Fan Poll: Top 5 Superjoint Ritual Songs | Page 3 | Revolver

Fan Poll: Top 5 Superjoint Ritual Songs

See what beat "Dress Like a Target" for No. 1
superjoint ritual GETTY live Mick Hutson, Mick Hutson/Redferns
photograph by Mick Hutson/Redferns

Score Superjoint Ritual's first two albums on limited-edition colored vinyl and deluxe CD at Revolver's shop.

Superjoint Ritual — the sludgy hardcore supergroup founded by Pantera's Philip Anselmo, Eyehategod's Jimmy Bower and drummer Joe Fazzio — aren't for the feint of heart. Bashing together the breakneck speeds and spit-hocking energy of Eighties hardcore and the gigantic sludge riffs that Bower and Anselmo's other bands popularized in the Nineties, the band's crucial first two LPs, 2002's Use Once and Destroy and 2003's A Lethal Dose of American Hatred, yielded an utterly destructive heap of punk-metal mayhem.

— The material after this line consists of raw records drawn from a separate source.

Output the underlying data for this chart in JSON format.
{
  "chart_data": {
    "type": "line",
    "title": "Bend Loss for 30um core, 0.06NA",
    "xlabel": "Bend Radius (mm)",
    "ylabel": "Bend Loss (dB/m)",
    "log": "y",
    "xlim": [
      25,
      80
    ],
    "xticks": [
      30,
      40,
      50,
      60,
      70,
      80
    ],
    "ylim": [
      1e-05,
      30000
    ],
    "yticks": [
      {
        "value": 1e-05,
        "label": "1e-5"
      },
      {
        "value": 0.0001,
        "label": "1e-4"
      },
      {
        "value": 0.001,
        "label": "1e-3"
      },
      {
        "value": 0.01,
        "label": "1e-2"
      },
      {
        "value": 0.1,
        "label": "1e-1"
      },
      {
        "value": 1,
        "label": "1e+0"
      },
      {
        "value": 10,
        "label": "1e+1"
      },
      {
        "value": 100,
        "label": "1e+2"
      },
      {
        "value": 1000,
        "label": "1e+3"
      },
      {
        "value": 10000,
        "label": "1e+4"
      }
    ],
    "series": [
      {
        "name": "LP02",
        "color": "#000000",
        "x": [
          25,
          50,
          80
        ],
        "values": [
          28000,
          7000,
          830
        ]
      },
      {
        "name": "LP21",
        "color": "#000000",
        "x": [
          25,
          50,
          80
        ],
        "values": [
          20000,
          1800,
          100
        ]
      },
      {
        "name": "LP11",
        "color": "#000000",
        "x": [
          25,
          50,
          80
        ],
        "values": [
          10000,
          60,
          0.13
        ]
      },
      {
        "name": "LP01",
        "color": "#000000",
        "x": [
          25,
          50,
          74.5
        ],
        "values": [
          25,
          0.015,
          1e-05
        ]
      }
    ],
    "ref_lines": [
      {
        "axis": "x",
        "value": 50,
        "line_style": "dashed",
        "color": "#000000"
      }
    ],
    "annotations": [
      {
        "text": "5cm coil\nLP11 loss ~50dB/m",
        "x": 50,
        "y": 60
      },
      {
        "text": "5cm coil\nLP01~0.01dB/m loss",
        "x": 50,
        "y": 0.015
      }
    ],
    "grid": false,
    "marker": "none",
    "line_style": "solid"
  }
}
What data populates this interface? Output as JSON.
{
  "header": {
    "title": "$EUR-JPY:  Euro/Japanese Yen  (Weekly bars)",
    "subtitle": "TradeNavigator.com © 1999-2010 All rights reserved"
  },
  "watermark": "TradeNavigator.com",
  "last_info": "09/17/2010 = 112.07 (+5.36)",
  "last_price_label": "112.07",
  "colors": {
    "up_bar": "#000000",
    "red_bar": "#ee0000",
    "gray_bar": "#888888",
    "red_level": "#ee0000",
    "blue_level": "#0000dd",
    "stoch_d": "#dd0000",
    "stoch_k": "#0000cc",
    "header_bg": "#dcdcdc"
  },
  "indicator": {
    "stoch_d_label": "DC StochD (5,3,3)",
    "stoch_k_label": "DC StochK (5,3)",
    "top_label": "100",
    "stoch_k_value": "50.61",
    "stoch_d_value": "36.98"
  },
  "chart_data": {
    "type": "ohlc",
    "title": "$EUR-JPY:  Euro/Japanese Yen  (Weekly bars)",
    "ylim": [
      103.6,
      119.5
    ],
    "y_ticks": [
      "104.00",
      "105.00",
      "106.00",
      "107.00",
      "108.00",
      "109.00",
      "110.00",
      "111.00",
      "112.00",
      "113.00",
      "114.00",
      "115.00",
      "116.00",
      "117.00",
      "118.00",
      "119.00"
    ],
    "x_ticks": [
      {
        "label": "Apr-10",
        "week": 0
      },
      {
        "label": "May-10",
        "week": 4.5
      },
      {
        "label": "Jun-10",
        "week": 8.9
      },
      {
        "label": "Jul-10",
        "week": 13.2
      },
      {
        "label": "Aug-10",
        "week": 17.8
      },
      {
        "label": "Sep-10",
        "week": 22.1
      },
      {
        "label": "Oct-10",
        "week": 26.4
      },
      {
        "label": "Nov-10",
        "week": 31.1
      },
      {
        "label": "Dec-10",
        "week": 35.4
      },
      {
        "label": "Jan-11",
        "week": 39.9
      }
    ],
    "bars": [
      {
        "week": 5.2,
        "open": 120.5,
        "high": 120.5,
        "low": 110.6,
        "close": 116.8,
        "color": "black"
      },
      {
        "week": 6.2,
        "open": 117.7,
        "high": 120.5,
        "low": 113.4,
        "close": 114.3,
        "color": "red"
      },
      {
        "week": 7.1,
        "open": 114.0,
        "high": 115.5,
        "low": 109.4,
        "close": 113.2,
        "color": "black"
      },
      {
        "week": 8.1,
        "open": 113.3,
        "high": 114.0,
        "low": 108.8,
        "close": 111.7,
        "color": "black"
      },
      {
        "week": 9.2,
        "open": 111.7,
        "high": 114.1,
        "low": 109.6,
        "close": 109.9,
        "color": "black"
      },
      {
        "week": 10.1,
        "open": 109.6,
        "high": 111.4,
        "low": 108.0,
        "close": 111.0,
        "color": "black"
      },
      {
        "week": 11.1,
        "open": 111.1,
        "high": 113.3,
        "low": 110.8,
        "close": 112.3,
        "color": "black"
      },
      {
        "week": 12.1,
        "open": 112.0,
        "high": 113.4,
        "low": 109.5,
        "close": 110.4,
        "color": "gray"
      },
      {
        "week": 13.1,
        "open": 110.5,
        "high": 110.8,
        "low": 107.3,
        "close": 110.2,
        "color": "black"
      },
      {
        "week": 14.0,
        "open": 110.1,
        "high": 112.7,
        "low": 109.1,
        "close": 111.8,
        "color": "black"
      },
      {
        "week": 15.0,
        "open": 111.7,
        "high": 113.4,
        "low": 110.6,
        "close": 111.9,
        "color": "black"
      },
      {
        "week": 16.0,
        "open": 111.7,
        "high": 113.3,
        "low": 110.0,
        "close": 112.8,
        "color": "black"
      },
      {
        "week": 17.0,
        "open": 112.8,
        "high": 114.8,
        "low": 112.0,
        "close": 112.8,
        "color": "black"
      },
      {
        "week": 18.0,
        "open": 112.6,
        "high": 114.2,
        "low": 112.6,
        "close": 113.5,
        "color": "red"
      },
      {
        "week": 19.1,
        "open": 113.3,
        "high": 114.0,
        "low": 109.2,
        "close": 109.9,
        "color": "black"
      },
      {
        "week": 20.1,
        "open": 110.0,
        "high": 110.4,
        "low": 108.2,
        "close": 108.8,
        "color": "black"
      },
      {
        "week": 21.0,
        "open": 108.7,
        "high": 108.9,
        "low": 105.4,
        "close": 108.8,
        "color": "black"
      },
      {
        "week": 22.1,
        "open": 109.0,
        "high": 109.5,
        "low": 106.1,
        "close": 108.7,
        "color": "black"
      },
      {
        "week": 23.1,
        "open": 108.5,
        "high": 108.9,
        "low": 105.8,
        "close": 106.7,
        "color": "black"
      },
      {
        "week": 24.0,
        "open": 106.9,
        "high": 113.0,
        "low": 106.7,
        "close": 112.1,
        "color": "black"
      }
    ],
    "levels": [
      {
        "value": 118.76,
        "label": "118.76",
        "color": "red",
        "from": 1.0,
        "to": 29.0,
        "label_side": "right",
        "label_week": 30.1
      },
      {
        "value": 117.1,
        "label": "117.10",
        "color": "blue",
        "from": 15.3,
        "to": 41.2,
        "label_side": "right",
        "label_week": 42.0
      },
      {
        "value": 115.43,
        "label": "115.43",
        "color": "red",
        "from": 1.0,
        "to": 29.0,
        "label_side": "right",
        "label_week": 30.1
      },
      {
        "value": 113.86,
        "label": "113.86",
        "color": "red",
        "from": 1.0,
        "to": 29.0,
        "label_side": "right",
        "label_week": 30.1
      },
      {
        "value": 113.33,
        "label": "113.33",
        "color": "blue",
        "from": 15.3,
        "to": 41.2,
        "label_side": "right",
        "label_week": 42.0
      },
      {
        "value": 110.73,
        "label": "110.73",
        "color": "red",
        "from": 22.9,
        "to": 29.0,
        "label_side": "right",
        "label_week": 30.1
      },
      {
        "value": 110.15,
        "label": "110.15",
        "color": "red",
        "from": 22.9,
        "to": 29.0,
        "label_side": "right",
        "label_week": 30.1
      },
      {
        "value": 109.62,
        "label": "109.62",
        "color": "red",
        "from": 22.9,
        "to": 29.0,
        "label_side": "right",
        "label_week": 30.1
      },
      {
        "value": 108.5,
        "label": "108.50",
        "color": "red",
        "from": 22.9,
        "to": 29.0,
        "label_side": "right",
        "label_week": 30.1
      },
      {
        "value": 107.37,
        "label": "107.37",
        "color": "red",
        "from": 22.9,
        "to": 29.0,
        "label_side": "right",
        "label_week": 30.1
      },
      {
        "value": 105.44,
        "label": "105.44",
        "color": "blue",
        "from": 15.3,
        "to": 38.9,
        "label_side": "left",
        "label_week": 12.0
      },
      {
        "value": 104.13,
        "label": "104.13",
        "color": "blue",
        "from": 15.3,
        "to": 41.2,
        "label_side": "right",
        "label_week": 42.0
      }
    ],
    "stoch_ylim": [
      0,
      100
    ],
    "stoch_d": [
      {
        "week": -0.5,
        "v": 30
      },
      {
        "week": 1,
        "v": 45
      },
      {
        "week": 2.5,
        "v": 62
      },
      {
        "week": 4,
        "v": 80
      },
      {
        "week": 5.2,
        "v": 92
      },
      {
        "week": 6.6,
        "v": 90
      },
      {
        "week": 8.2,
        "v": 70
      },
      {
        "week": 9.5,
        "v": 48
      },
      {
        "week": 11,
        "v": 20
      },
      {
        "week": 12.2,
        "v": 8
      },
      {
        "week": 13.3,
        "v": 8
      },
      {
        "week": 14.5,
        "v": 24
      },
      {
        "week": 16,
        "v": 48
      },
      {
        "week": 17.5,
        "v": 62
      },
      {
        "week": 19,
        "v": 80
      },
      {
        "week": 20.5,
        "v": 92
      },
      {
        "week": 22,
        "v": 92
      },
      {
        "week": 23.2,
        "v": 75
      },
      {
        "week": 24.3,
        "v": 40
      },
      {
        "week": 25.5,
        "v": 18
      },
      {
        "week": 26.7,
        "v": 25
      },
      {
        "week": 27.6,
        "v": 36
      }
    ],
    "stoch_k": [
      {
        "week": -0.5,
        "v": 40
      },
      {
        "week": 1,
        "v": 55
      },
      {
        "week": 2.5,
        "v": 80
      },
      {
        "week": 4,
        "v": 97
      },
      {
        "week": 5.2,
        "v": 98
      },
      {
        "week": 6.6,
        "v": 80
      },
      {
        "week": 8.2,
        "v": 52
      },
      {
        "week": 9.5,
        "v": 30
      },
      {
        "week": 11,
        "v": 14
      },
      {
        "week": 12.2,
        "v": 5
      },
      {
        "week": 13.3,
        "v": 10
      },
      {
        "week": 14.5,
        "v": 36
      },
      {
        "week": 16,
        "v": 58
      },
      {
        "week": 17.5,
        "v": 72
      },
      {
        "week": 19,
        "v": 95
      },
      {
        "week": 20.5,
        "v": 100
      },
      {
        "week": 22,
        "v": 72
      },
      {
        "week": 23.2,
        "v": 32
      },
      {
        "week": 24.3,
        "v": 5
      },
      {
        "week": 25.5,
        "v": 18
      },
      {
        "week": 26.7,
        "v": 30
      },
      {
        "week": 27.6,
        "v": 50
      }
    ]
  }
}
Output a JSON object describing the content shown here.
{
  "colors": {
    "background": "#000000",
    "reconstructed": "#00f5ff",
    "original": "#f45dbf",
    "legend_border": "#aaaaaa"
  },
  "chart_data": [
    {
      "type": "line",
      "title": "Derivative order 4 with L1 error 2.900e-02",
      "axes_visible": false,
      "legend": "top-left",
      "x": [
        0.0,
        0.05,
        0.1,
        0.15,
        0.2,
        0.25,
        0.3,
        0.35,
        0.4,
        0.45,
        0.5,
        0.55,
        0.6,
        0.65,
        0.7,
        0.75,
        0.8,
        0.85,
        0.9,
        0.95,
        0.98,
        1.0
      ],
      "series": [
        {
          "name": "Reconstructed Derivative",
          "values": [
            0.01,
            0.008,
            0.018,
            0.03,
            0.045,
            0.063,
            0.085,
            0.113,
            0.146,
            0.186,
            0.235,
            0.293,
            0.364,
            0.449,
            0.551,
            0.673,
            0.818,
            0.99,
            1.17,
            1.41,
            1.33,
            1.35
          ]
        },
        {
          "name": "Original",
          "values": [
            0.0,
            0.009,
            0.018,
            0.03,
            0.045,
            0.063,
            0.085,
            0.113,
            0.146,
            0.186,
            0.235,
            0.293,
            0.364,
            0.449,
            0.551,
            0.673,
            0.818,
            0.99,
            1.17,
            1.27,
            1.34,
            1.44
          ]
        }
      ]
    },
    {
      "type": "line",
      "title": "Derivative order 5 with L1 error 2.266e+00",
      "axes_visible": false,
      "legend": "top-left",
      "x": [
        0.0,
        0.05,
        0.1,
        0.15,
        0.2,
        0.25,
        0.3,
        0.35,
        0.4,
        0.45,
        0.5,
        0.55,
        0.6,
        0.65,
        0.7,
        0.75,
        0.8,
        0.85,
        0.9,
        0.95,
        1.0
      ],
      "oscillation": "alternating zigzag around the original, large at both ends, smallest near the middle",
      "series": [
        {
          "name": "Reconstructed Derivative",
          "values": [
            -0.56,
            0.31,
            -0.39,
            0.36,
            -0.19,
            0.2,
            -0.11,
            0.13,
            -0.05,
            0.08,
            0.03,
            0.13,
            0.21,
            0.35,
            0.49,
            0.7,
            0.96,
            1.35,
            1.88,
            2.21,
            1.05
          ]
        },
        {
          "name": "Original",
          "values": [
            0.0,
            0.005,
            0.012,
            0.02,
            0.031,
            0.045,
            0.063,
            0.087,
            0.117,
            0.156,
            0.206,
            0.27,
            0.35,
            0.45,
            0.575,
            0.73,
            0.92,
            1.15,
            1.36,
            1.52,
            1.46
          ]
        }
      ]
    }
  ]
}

In honor of Superjoint's debut LP turning 20 in 2022, we asked our readers to pick the single best song from throughout their relatively short but undeniably sweet discography. The top five vote-getters are ranked accordingly below.

5. "Everyone Hates Everyone"

If you've never heard Superjoint Ritual, then "Everyone Hates Everyone" is a great place to start. The third track on Use Once and Destroy begins with a sprightly one-two-one-two punk rhythm, but eventually succumbs to the churning power of Jimmy Bower's sludgy riff, who writes a bluesy mosh-part that just keeps dragging its knuckles until it sounds like an Eyehategod or Down jam.

4. "Waiting for the Turning Point"

One of Superjoint's most well-known songs, "Waiting for the Turning Point" jostles between a catchy California hardcore chord progression and train-crashing-into-a-wall levels of metallic mayhem; a powerviolence blast in the song's midpoint and a down-tuned outro groove that's as moshable as it is fit to chug a beer to. 

3. "4 Songs"

"4 Songs" indeed packs a whole 7-inch's worth of ideas into one six-minute track. Recalling the disjointed and abrasive vibe of Black Flag's later material, this Use Once and Destroy centerpiece is a scatterbrained journey between fiery hardcore blazes where Anselmo screams with a black-metal rasp, noisy instrumental bridges and low-and-slow sludge dirges. 

2. "Dress Like a Target"

"Grow your hair as long as a hippies/But we're not hippies, we're slippies/Like the Manson Family." Those are the words Anselmo snarls in the breakdown of "Dress Like a Target," likening himself to the infamous serial-killer social outcasts and sounding mean as hell while doing it. With metallic leads and avalanching drums, it's one of the heaviest moments on A Lethal Dose of American Hatred — and one of the best. 

1. "It Takes No Guts"

"It Takes No Guts" was cranked into millions of impressionable young ears via the Tony Hawk's Underground soundtrack, but the Use Once and Destroy standout is way darker than its skateboarding association leads on. Lyrically, it wrestles with the trauma of incest and abuse, and Anselmo screams so wildly loud and violently over its stomping, scathing instrumentation that you wouldn't be out of pocket to confuse it for a Converge jam. It earns the top spot.